As we reported Friday, the magazine includes a lengthy statement said to be from James Foley, whom IS had beheaded in the days before A Call to Hijrah was released. It also calls President Barack Obama an “apostate,” which according to Islamic law marks him for death. IS may believe that Obama is a Muslim apostate because his father and grandfather were Muslims, or because he was educated in an Islamic school as a child in Indonesia, or both, and now states that he is a Christian.
In its opening chapters, Dabiq stakes the Islamic State’s claim that it is unique in all of history.
That is from page four, which includes an undated photo of IS leader Abu Bakr al-Baghdadi.
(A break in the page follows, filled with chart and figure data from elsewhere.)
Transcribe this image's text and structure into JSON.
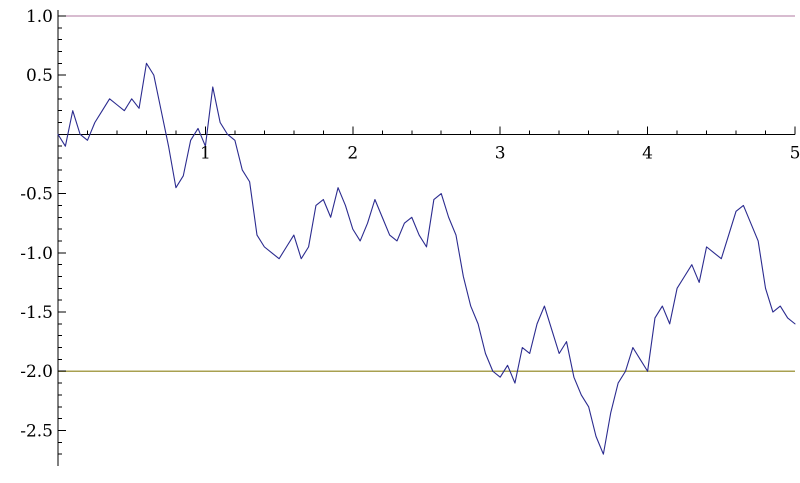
{
  "chart_data": {
    "type": "line",
    "title": "",
    "xlabel": "",
    "ylabel": "",
    "xlim": [
      0,
      5
    ],
    "ylim": [
      -2.8,
      1.05
    ],
    "x_ticks": [
      1,
      2,
      3,
      4,
      5
    ],
    "x_tick_labels": [
      "1",
      "2",
      "3",
      "4",
      "5"
    ],
    "y_ticks": [
      -2.5,
      -2.0,
      -1.5,
      -1.0,
      -0.5,
      0.5,
      1.0
    ],
    "y_tick_labels": [
      "-2.5",
      "-2.0",
      "-1.5",
      "-1.0",
      "-0.5",
      "0.5",
      "1.0"
    ],
    "grid": false,
    "reference_lines": [
      {
        "y": 1.0,
        "color": "#b07aa1"
      },
      {
        "y": -2.0,
        "color": "#a8a050"
      }
    ],
    "series": [
      {
        "color": "#2b2b8f",
        "x": [
          0,
          0.05,
          0.1,
          0.15,
          0.2,
          0.25,
          0.3,
          0.35,
          0.4,
          0.45,
          0.5,
          0.55,
          0.6,
          0.65,
          0.7,
          0.75,
          0.8,
          0.85,
          0.9,
          0.95,
          1.0,
          1.05,
          1.1,
          1.15,
          1.2,
          1.25,
          1.3,
          1.35,
          1.4,
          1.45,
          1.5,
          1.55,
          1.6,
          1.65,
          1.7,
          1.75,
          1.8,
          1.85,
          1.9,
          1.95,
          2.0,
          2.05,
          2.1,
          2.15,
          2.2,
          2.25,
          2.3,
          2.35,
          2.4,
          2.45,
          2.5,
          2.55,
          2.6,
          2.65,
          2.7,
          2.75,
          2.8,
          2.85,
          2.9,
          2.95,
          3.0,
          3.05,
          3.1,
          3.15,
          3.2,
          3.25,
          3.3,
          3.35,
          3.4,
          3.45,
          3.5,
          3.55,
          3.6,
          3.65,
          3.7,
          3.75,
          3.8,
          3.85,
          3.9,
          3.95,
          4.0,
          4.05,
          4.1,
          4.15,
          4.2,
          4.25,
          4.3,
          4.35,
          4.4,
          4.45,
          4.5,
          4.55,
          4.6,
          4.65,
          4.7,
          4.75,
          4.8,
          4.85,
          4.9,
          4.95,
          5.0
        ],
        "y": [
          0,
          -0.1,
          0.2,
          0.0,
          -0.05,
          0.1,
          0.2,
          0.3,
          0.25,
          0.2,
          0.3,
          0.22,
          0.6,
          0.5,
          0.2,
          -0.1,
          -0.45,
          -0.35,
          -0.05,
          0.05,
          -0.1,
          0.4,
          0.1,
          0.0,
          -0.05,
          -0.3,
          -0.4,
          -0.85,
          -0.95,
          -1.0,
          -1.05,
          -0.95,
          -0.85,
          -1.05,
          -0.95,
          -0.6,
          -0.55,
          -0.7,
          -0.45,
          -0.6,
          -0.8,
          -0.9,
          -0.75,
          -0.55,
          -0.7,
          -0.85,
          -0.9,
          -0.75,
          -0.7,
          -0.85,
          -0.95,
          -0.55,
          -0.5,
          -0.7,
          -0.85,
          -1.2,
          -1.45,
          -1.6,
          -1.85,
          -2.0,
          -2.05,
          -1.95,
          -2.1,
          -1.8,
          -1.85,
          -1.6,
          -1.45,
          -1.65,
          -1.85,
          -1.75,
          -2.05,
          -2.2,
          -2.3,
          -2.55,
          -2.7,
          -2.35,
          -2.1,
          -2.0,
          -1.8,
          -1.9,
          -2.0,
          -1.55,
          -1.45,
          -1.6,
          -1.3,
          -1.2,
          -1.1,
          -1.25,
          -0.95,
          -1.0,
          -1.05,
          -0.85,
          -0.65,
          -0.6,
          -0.75,
          -0.9,
          -1.3,
          -1.5,
          -1.45,
          -1.55,
          -1.6
        ]
      }
    ]
  }
}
He is probably the “unknown man” that the text above refers to, because until the rise of the Islamic State he has not been the worldwide known figure that Osama bin Laden was for al Qaeda until his death.
Dabiq states if one were to travel to the Islamic State’s units on the front-lines in Syria and Iraq, they would see that the “soldiers and commanders [are] of different colors, languages and lands: the Najdi, the Jordanian, the Tunisian, the Egyptian, the Somali, the Turk, the Albanian, the Chechen, the Indonesian, the Russian, the European, the American, and so on. They left their families and their lands to renew the state of the muwahhidin in Sham, and they had never known each other until they arrived in Sham!”
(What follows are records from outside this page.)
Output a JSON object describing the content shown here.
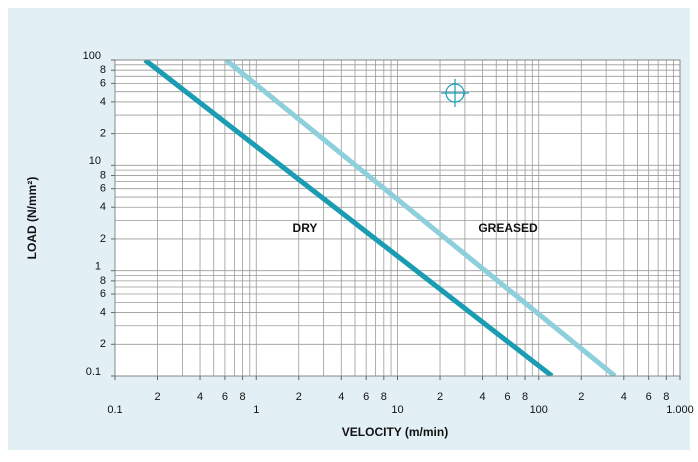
{
  "chart_data": {
    "type": "line",
    "x_label": "VELOCITY (m/min)",
    "y_label": "LOAD (N/mm²)",
    "log_x": true,
    "log_y": true,
    "grid": true,
    "xlim": [
      0.1,
      1000
    ],
    "ylim": [
      0.1,
      100
    ],
    "xticks": [
      0.1,
      {
        "value": 0.2,
        "label": "2"
      },
      {
        "value": 0.4,
        "label": "4"
      },
      {
        "value": 0.6,
        "label": "6"
      },
      {
        "value": 0.8,
        "label": "8"
      },
      1,
      {
        "value": 2,
        "label": "2"
      },
      {
        "value": 4,
        "label": "4"
      },
      {
        "value": 6,
        "label": "6"
      },
      {
        "value": 8,
        "label": "8"
      },
      10,
      {
        "value": 20,
        "label": "2"
      },
      {
        "value": 40,
        "label": "4"
      },
      {
        "value": 60,
        "label": "6"
      },
      {
        "value": 80,
        "label": "8"
      },
      100,
      {
        "value": 200,
        "label": "2"
      },
      {
        "value": 400,
        "label": "4"
      },
      {
        "value": 600,
        "label": "6"
      },
      {
        "value": 800,
        "label": "8"
      },
      {
        "value": 1000,
        "label": "1.000"
      }
    ],
    "yticks": [
      0.1,
      {
        "value": 0.2,
        "label": "2"
      },
      {
        "value": 0.4,
        "label": "4"
      },
      {
        "value": 0.6,
        "label": "6"
      },
      {
        "value": 0.8,
        "label": "8"
      },
      1,
      {
        "value": 2,
        "label": "2"
      },
      {
        "value": 4,
        "label": "4"
      },
      {
        "value": 6,
        "label": "6"
      },
      {
        "value": 8,
        "label": "8"
      },
      10,
      {
        "value": 20,
        "label": "2"
      },
      {
        "value": 40,
        "label": "4"
      },
      {
        "value": 60,
        "label": "6"
      },
      {
        "value": 80,
        "label": "8"
      },
      100
    ],
    "x_minor_grid": [
      0.3,
      0.5,
      0.7,
      0.9,
      3,
      5,
      7,
      9,
      30,
      50,
      70,
      90,
      300,
      500,
      700,
      900
    ],
    "y_minor_grid": [
      0.3,
      0.5,
      0.7,
      0.9,
      3,
      5,
      7,
      9,
      30,
      50,
      70,
      90
    ],
    "series": [
      {
        "name": "DRY",
        "color": "#1a9cb2",
        "x": [
          0.163,
          124
        ],
        "values": [
          100,
          0.1
        ]
      },
      {
        "name": "GREASED",
        "color": "#8ecfdc",
        "x": [
          0.61,
          346
        ],
        "values": [
          100,
          0.1
        ]
      }
    ]
  }
}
The author goes on to state: “I have no doubt that this state…has become the largest collection of muhajirin in the world, is a marvel of history that has only come about to pave the way for al-Malhamah al-Kubra (the grand battle prior to the Hour).”
Part 2 of Dabiq, which begins on page 6, continues in this vein, extolling its jihadists. It connects Ibn Masud, who lived in the time of Mohammed, to al Qaeda in Iraq leader Abu Musab al-Zarqawi, who also praised foreign fighters who joined the al Qaeda cause in Iraq. Part 2 endeavors to put the Islamic State squarely into Islamic history, in the mainstream, as inheritors of the mantle left by Mohammed himself and carried out by Zarqawi and now al-Baghdadi.
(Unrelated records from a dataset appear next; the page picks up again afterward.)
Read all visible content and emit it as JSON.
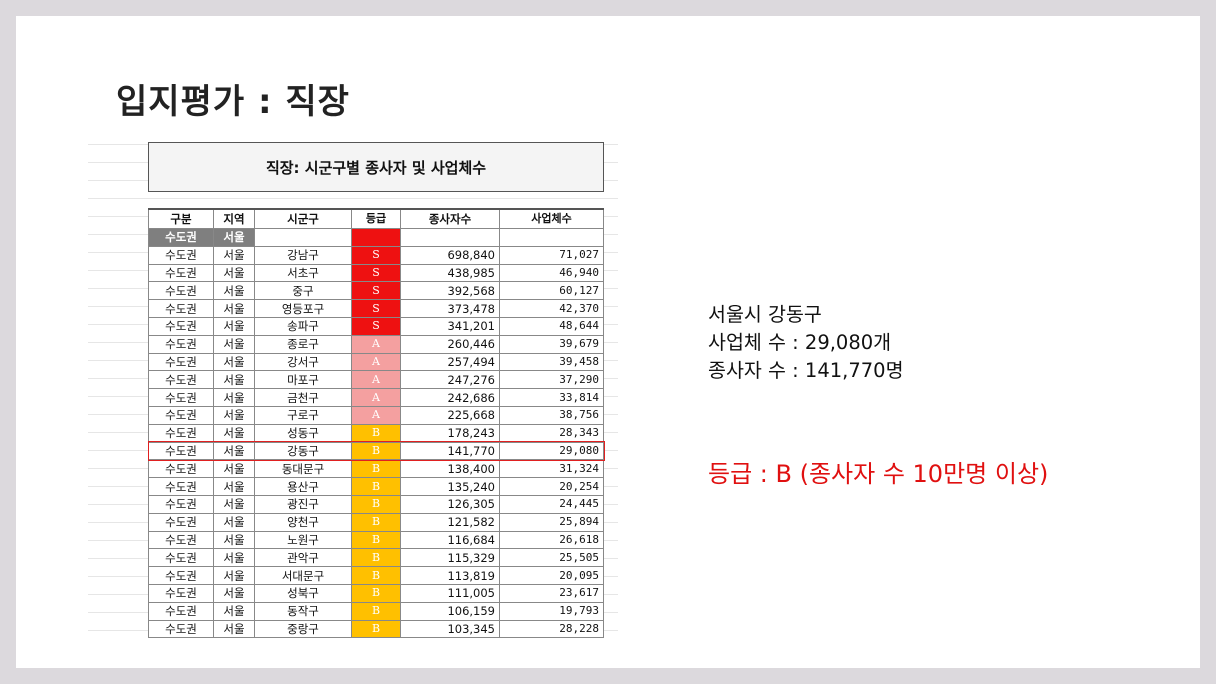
{
  "slide": {
    "title": "입지평가 : 직장",
    "sheet_title": "직장: 시군구별 종사자 및 사업체수",
    "columns": [
      "구분",
      "지역",
      "시군구",
      "등급",
      "종사자수",
      "사업체수"
    ],
    "section_row": {
      "gubun": "수도권",
      "region": "서울"
    },
    "rows": [
      {
        "gubun": "수도권",
        "region": "서울",
        "sigungu": "강남구",
        "grade": "S",
        "employees": "698,840",
        "businesses": "71,027"
      },
      {
        "gubun": "수도권",
        "region": "서울",
        "sigungu": "서초구",
        "grade": "S",
        "employees": "438,985",
        "businesses": "46,940"
      },
      {
        "gubun": "수도권",
        "region": "서울",
        "sigungu": "중구",
        "grade": "S",
        "employees": "392,568",
        "businesses": "60,127"
      },
      {
        "gubun": "수도권",
        "region": "서울",
        "sigungu": "영등포구",
        "grade": "S",
        "employees": "373,478",
        "businesses": "42,370"
      },
      {
        "gubun": "수도권",
        "region": "서울",
        "sigungu": "송파구",
        "grade": "S",
        "employees": "341,201",
        "businesses": "48,644"
      },
      {
        "gubun": "수도권",
        "region": "서울",
        "sigungu": "종로구",
        "grade": "A",
        "employees": "260,446",
        "businesses": "39,679"
      },
      {
        "gubun": "수도권",
        "region": "서울",
        "sigungu": "강서구",
        "grade": "A",
        "employees": "257,494",
        "businesses": "39,458"
      },
      {
        "gubun": "수도권",
        "region": "서울",
        "sigungu": "마포구",
        "grade": "A",
        "employees": "247,276",
        "businesses": "37,290"
      },
      {
        "gubun": "수도권",
        "region": "서울",
        "sigungu": "금천구",
        "grade": "A",
        "employees": "242,686",
        "businesses": "33,814"
      },
      {
        "gubun": "수도권",
        "region": "서울",
        "sigungu": "구로구",
        "grade": "A",
        "employees": "225,668",
        "businesses": "38,756"
      },
      {
        "gubun": "수도권",
        "region": "서울",
        "sigungu": "성동구",
        "grade": "B",
        "employees": "178,243",
        "businesses": "28,343"
      },
      {
        "gubun": "수도권",
        "region": "서울",
        "sigungu": "강동구",
        "grade": "B",
        "employees": "141,770",
        "businesses": "29,080"
      },
      {
        "gubun": "수도권",
        "region": "서울",
        "sigungu": "동대문구",
        "grade": "B",
        "employees": "138,400",
        "businesses": "31,324"
      },
      {
        "gubun": "수도권",
        "region": "서울",
        "sigungu": "용산구",
        "grade": "B",
        "employees": "135,240",
        "businesses": "20,254"
      },
      {
        "gubun": "수도권",
        "region": "서울",
        "sigungu": "광진구",
        "grade": "B",
        "employees": "126,305",
        "businesses": "24,445"
      },
      {
        "gubun": "수도권",
        "region": "서울",
        "sigungu": "양천구",
        "grade": "B",
        "employees": "121,582",
        "businesses": "25,894"
      },
      {
        "gubun": "수도권",
        "region": "서울",
        "sigungu": "노원구",
        "grade": "B",
        "employees": "116,684",
        "businesses": "26,618"
      },
      {
        "gubun": "수도권",
        "region": "서울",
        "sigungu": "관악구",
        "grade": "B",
        "employees": "115,329",
        "businesses": "25,505"
      },
      {
        "gubun": "수도권",
        "region": "서울",
        "sigungu": "서대문구",
        "grade": "B",
        "employees": "113,819",
        "businesses": "20,095"
      },
      {
        "gubun": "수도권",
        "region": "서울",
        "sigungu": "성북구",
        "grade": "B",
        "employees": "111,005",
        "businesses": "23,617"
      },
      {
        "gubun": "수도권",
        "region": "서울",
        "sigungu": "동작구",
        "grade": "B",
        "employees": "106,159",
        "businesses": "19,793"
      },
      {
        "gubun": "수도권",
        "region": "서울",
        "sigungu": "중랑구",
        "grade": "B",
        "employees": "103,345",
        "businesses": "28,228"
      }
    ],
    "highlighted_sigungu": "강동구",
    "info_lines": [
      "서울시 강동구",
      "사업체 수 : 29,080개",
      "종사자 수 : 141,770명"
    ],
    "grade_note": "등급 : B (종사자 수 10만명 이상)",
    "colors": {
      "grade_S": "#ee1111",
      "grade_A": "#f4a0a0",
      "grade_B": "#ffc000",
      "highlight": "#e01010"
    }
  }
}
As a propaganda and recruitment tool, Dabiq is impressive. It is well-produced and takes the time to explain many Islamic concepts that even Muslims who grew up in the West might not be familiar with. The magazine’s characterization of the Islamic State as a multi-national and multi-ethnic melting pot, coupled with photos of smiling IS warriors, is an overt pitch to westerners who have been steeped in multiculturalism in schools and media for decades. IS is pitching itself as the joyous fulfillment of the West’s ideal to bring all races, nationalities and cultures together to live side-by-side in harmony.
The Islamic State’s harmony depends not on voluntary assimilation and tolerance, but on exterminating everyone and everything that it deems haram — sinful.